Otherland 2: Fluß aus blauem Feuer
einen Zank zwischen Sweet William und Florimel, den Quan Li zu schlichten suchte. Florimel meinte, wenn wir die beiden jungen Männer nicht fänden, sollten wir versuchen, ein Mitglied der Gralsbruderschaft in einer Simulation zu fangen, und dann mit Gewalt oder Drohungen Auskünfte über das Netzwerk aus der gefangenen Person herausholen, sie vielleicht sogar zwingen, uns zu helfen. William fand, damit lachten wir uns bloß Ärger an – höchstwahrscheinlich würde uns das nicht nur mißlingen, da wir so wenig über die Fähigkeiten der Leute innerhalb des Netzwerks wüßten, sondern hätten außerdem dann auch noch die ganze Bruderschaft am Hals. Quan Li und William schienen beide darauf erpicht zu sein, keine unnötige Aufmerksamkeit zu erregen. Florimel ließ keinen Zweifel daran, daß sie sie für Hasenfüße hielt.
T4b verhielt sich die ganze Zeit über still und unbeteiligt und schien sich mehr dafür zu interessieren, seinen stacheligen Panzer über die Kiesel und Erdklumpen zu manövrieren, die für uns erhebliche Hindernisse darstellten. Ich kann ihm keine Vorwürfe machen, daß er sich abseits hielt.
Kurz vor Mittag, nachdem wir mehrere weitgeschwungene Biegungen des Flusses verfolgt hatten, wurde ich plötzlich auf eine seltsame, aber nicht völlig unbekannte Empfindung aufmerksam. Ich erkannte, daß ich dieselbe ungewöhnliche Schwingung an dem Morgen gespürt hatte, an dem uns die freßwütigen Fische gezwungen hatten, an Land zu schwimmen. Ich war seinerzeit unter dem Ansturm der neuen Datenflut fast wahnsinnig geworden, und deshalb fiel mir nicht gleich ein, was die Empfindung angekündigt hatte.
Als das Prickeln stärker wurde, riefen meine Gefährten auf einmal, daß ein kurzes Stück vor uns eine weiße Gestalt über dem Wasser schwebe. Ich konnte keine Farben wahrnehmen, und überhaupt verwirrte mich das Prickeln jetzt so sehr, daß ich so gut wie nichts von der Erscheinung mitbekam.

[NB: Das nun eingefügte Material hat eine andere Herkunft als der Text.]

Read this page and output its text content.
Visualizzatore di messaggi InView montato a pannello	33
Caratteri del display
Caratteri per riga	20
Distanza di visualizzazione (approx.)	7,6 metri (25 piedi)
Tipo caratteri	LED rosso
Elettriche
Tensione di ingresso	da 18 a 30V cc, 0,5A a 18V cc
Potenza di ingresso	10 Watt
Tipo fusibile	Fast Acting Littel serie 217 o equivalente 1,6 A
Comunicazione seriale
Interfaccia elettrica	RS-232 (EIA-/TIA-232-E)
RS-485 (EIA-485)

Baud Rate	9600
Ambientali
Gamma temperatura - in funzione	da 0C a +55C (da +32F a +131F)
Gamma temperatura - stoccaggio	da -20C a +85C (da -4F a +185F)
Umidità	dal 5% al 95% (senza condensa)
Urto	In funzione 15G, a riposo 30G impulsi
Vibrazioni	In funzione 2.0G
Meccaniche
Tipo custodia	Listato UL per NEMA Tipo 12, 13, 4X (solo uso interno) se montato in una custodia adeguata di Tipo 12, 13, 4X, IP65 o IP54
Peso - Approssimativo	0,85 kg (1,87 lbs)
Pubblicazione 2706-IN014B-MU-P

Quan Li sagte: ›Es ist ein Mann! Der Mann, der uns zu T4b führte, als der Fisch ihn ausgespuckt hatte!‹ William forderte den Fremden lautstark auf, er solle aufhören, ›sich aufzuführen wie Jesus persönlich, zum Teufel‹, und an Land kommen. Ich gab kaum darauf acht, weil ich vollauf damit zu tun hatte, mir den bizarren Input irgendwie zu erklären. Während die Sims meiner Gefährten sich mir als Wirbel organisierter Information darstellten, war der Fremde eher ein Fehlen von Information – ähnlich einem schwarzen Loch, das den Astronomen seine Gegenwart dadurch verrät, was es nicht von sich gibt.
Nach unserer Begegnung mit diesem Mann, der, wie wir schließlich begriffen, einer der Herren von Anderland war, kam ich zu dem Schluß, daß das, was ich wahrgenommen oder vielmehr nicht wahrgenommen hatte, das Werk eines genialen Gears sein mußte, eines Programms, das die Zeichen der virtuellen Existenz des Benutzers in ganz ähnlicher Weise aufhob, wie ein leistungsstarkes Antischallsystem Geräusche ausschalten kann, indem es entsprechende Gegentöne sendet. Es bleibt zu fragen, wozu irgend jemand, zumal der Herrscher über eine derart komplexe Simulation wie die, in der wir uns befanden, eine solche zweifellos teure Tarnung nötig haben sollte. Vielleicht bleiben diese Herren des virtuellen Raumes ja nicht ständig in ihren eigenen Reichen. Vielleicht möchten sie unbemerkt durch die Gärten und Harems ihrer Nachbarn streifen können.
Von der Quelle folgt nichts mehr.